Wednesday, April 1, 2009

Let's Work it Out

One of my favorite aspects of being single is the ability to set my own routines. I'm a routine person to begin with and being single makes it easy for me to stick to my rituals. I'm working my way back into an exercise regiment which is both challenging and rewarding. By exercise routine I don't mean marathons, triathlons, or Iron Man races. I don't have what it takes to do those; namely, desire.

No, my little exercise regiment is, at the moment, three to four days a week at the "gym" at my apartment complex. It's a good 30 -40 minute walk on the treadmill at a good clip followed by a few "reps"(as they say in the biz) with some free weights. It works for me and I am able to set goals for myself. I guess you could say I am the Goldilocks of working out...not too easy, not too hard, but JUUUUST right.
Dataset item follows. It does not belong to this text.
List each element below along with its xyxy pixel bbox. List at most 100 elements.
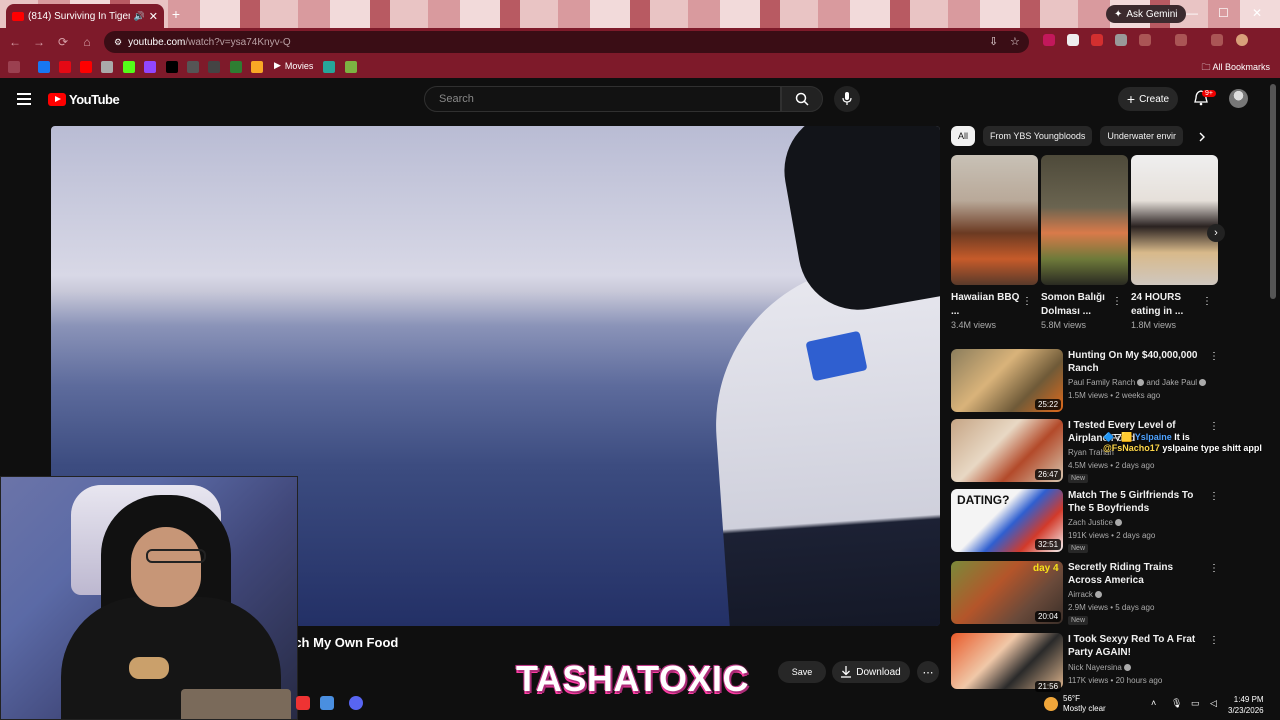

The "gym" at my apartment complex is basically a workout room. Considering there is no membership fee and it's located literally next door to my building, I find it to be pretty darn nice. It's also pretty darn basic and I find that the people who frequent it are status quo. There are folks who are in better shape than I am and folks who are in worse shape than I am. I would probably fall in the middle in comparison.

If I was a serious athlete and "in training", I'd consider the Gables Grandview workout room "cute". It would be where I would stop over for my "cool down". You don't get a lot of Iron Men in there on a regular basis, which is why yesterday was such a departure from the usual after-work crowd.
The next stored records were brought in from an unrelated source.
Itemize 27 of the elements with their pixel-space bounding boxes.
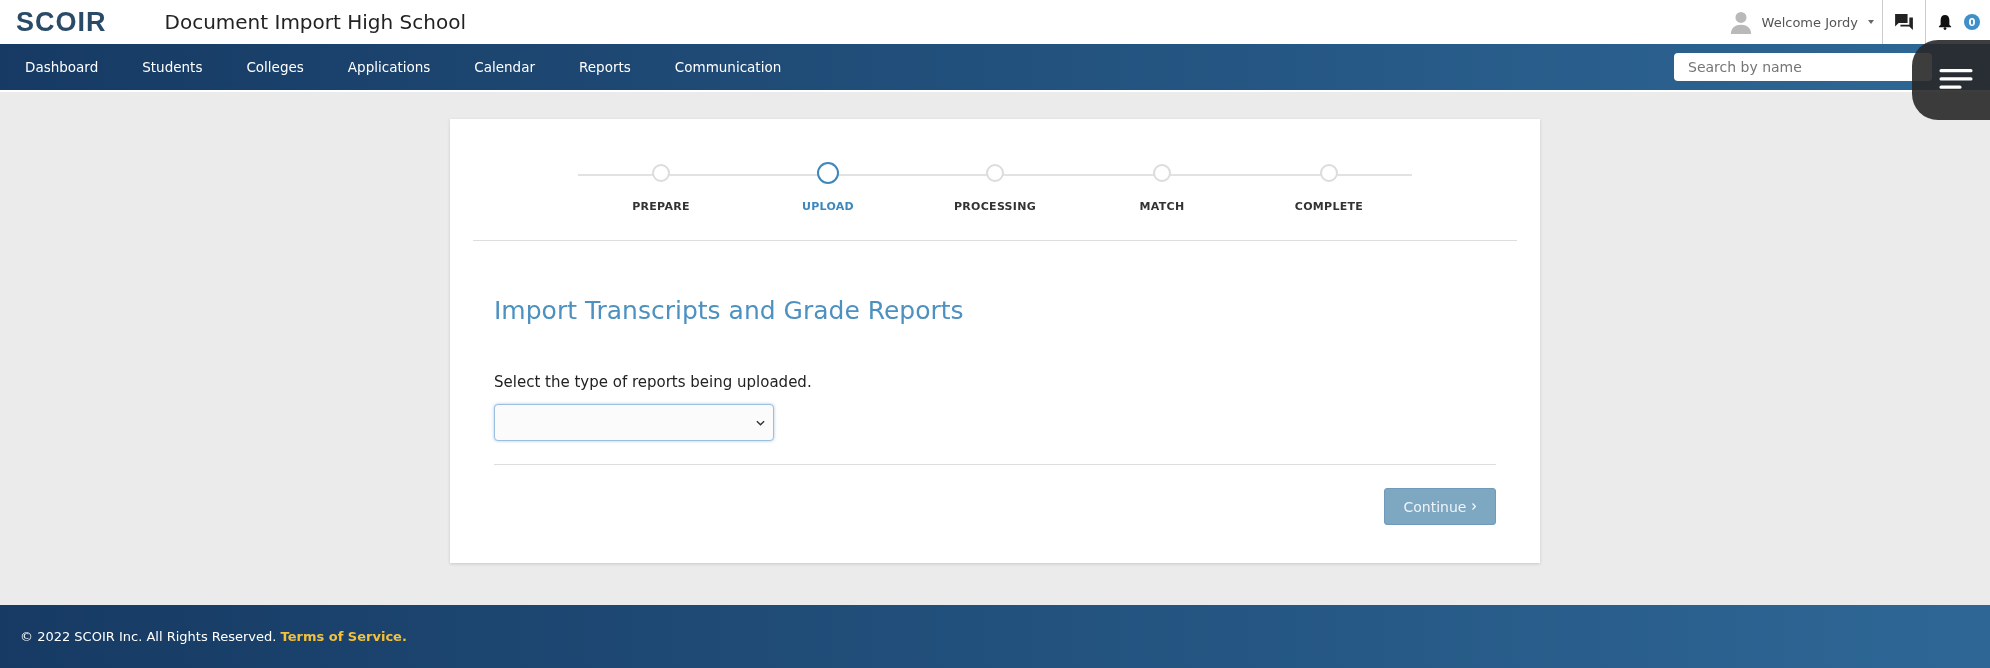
logo[interactable]: SCOIR [16, 6, 107, 38]
terms-link[interactable]: Terms of Service. [280, 629, 407, 644]
school-name: Document Import High School [164, 10, 466, 34]
step-label: UPLOAD [801, 200, 855, 213]
nav-link[interactable]: Colleges [246, 59, 304, 75]
step-label: MATCH [1139, 200, 1185, 213]
nav-link[interactable]: Students [142, 59, 203, 75]
notification-badge: 0 [1964, 14, 1980, 30]
nav-link[interactable]: Dashboard [25, 59, 99, 75]
user-menu[interactable]: Welcome Jordy [1761, 14, 1858, 30]
nav-link[interactable]: Applications [347, 59, 431, 75]
nav-link[interactable]: Communication [674, 59, 782, 75]
menu-button[interactable] [1912, 40, 1990, 120]
bell-icon[interactable] [1938, 14, 1952, 30]
nav-link[interactable]: Calendar [474, 59, 536, 75]
user-silhouette-icon [1729, 10, 1752, 34]
nav-link[interactable]: Reports [579, 59, 631, 75]
step-label: COMPLETE [1294, 200, 1364, 213]
copyright-text: © 2022 SCOIR Inc. All Rights Reserved. Terms of Service. [20, 629, 407, 644]
page-title: Import Transcripts and Grade Reports [494, 296, 965, 325]
chat-icon[interactable] [1895, 14, 1913, 30]
prompt-text: Select the type of reports being uploaded. [494, 373, 813, 391]
chevron-down-icon[interactable] [756, 419, 765, 426]
caret-icon[interactable] [1868, 20, 1874, 24]
step-label: PREPARE [632, 200, 690, 213]
step-label: PROCESSING [953, 200, 1037, 213]
menu-icon[interactable] [1939, 69, 1973, 91]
Before I even crossed the threshold of the workout room, I could see the silhouette of a frantic elliptical user in the window. The workout room is encased in floor to ceiling windows so I can usually gage how crowded it is while I am en route. There are only four treadmills so my arrivals must be timely. I'm used to looking inside on my way over to see if I can spot a vacant one, then I hone in on it like a cadaver dog on a scent and do not relent. At any rate, I ended up claiming a treadmill two machines over from the elliptical enthusiast. Her wild antics continued as I proceeded with my workout and several times, I honestly thought she was going to propel herself off of the elliptical and the hilltop and land on a tree limb somewhere on the side of a cliff. I had this cartoon-esque imagery in my head which made concentration difficult. Something a la old school Looney Tunes.

Had this been a spinning class, she would have been the instructor; up front with a Madonna drive-through head-set on calling out motivational chants like the Tony Robbins of exercising. But it wasn't a spinning class. This is the Gables Grandview; the anarchy of activity. No lifeguards at the pool and no instructors on staff in the workout room to prevent you from smashing your femur with a weight. My fellow workout tentant seemed so serious, so focused, and so out of her element.

I was determined to get into that zone where the endorphins do their thing and you find you are enjoying your workout so while it was difficult to flip off my peripheral vision, I managed to do so and with great success; I shaved three minutes off my time from the day before. For me, a personal victory.

As I was entering the twilight of my workout, my fellow workout tenant was still going strong. She now bore a resemblance to Chris Farley in Tommy Boy during the "She's a Maniac" scene with Rob Lowe. Upon further inspection I noticed that she had a small piece of notepaper affixed to her elliptical. That's right people, Tommy Boy had brought with her workout instructions, presumably she was doing different increments at different speeds or something equally complicated. Whatever the reason, there was no denying that Tommy Boy had INSTRUCTIONS with her. Where was I? IKEA?

While I am motivated on my own to return to the gym today after work, I must confess that seeing what Tommy Boy has as her routine du jour gives me added incentive to go straight home and hit the t-mill, perhaps in record time.